Inclusion of ECG in the screening protocol will improve detection of those at risk with potentially serious cardiovascular disorders. However, feasibility and practical concerns still exist regarding large-scale implementation of ECG screening in the United States. Who will pay for and interpret the ECGs? What is the long-term result of disqualifying athletes with cardiovascular disease at an increased but unquantifiable risk for SCD? Clearly, large-scale, outcome-based and health-economic research is needed in larger populations of athletes to better define the true prevalence of disease, the cost of the screening process, the cost of investigating false positives and true positives through subsequent testing, and the potential reduction of SCD through withdrawal from athletic participation and other management interventions. The cost-effectiveness of any screening protocol (i.e., history, physical examination, and/or ECG) will be influenced by both physician competency and response to abnormal or borderline findings. Education of primary care providers, sports medicine physicians, and cardiologists in accurate ECG interpretation in athletes using modern ECG guidelines is essential before widespread implementation of ECG screening can occur with an appropriate accuracy and acceptable false positive rate. However, to confront these challenges we must move beyond a debate grounded in incidence estimates and false positive rates that derive from studies with vastly different methodologies and terminologies, and move to a discussion of physician education and practical challenges and improvements to our current health system infrastructure. Until then, the debate on ECG screening and discordance between recommendations from U.S. and European authorities likely will continue.

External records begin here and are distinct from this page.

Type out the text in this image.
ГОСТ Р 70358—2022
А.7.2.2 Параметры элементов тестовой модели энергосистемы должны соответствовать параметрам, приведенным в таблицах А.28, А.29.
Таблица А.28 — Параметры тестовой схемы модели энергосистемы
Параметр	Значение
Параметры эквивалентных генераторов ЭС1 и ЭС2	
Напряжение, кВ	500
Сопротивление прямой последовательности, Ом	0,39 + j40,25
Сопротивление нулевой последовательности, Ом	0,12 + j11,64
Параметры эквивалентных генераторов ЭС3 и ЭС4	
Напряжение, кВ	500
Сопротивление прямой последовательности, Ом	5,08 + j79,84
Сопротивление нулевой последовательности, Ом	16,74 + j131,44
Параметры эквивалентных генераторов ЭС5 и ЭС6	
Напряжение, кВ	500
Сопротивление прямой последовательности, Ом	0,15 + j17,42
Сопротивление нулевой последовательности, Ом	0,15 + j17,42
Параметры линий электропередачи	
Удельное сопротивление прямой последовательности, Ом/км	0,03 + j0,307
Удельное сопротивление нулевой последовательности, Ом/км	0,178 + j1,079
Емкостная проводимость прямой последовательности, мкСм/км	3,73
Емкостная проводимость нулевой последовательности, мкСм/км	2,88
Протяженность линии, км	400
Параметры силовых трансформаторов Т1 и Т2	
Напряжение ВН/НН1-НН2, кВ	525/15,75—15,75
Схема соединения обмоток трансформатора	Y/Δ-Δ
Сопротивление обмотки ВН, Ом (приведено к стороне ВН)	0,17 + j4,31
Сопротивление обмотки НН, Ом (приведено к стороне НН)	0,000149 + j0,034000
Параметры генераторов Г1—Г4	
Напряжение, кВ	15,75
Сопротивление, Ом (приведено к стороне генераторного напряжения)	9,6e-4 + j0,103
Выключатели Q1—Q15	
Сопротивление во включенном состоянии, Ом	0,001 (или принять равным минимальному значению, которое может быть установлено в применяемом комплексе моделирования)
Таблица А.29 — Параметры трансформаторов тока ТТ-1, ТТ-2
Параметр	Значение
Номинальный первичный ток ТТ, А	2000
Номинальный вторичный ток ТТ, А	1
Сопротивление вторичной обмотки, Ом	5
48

Studies demonstrating the effectiveness of cardiovascular screening using only history and physical examination are lacking. However, warning signs and symptoms may be present in children or families affected by cardiovascular diseases that predispose to SCA, and thus a cardiovascular risk assessment process that includes a structured and comprehensive history should be incorporated into any preparticipation evaluation, as well as the continuum of well-child care. Addition of a resting 12-lead ECG to the screening process for young athletes will increase detection of those with occult cardiovascular disorders at risk for sudden death and more effectively fulfill the primary objective of preparticipation cardiovascular screening. However, ECG interpretations using modern criteria to distinguish abnormal findings from physiologic alterations in athletes must be used to ensure acceptable accuracy, and athletes with abnormal findings should be referred for appropriate diagnostic testing and cardiology consultation. With no national guidelines and continued debate regarding the utility of ECG screening, implementation of ECG screening remains at the discretion of the physician and likely influenced by individual physician confidence and available resources. Complex issues regarding infrastructure, cost-effectiveness, and physician education remain that must be addressed through further research if widespread ECG screening is to be pursued in the United States.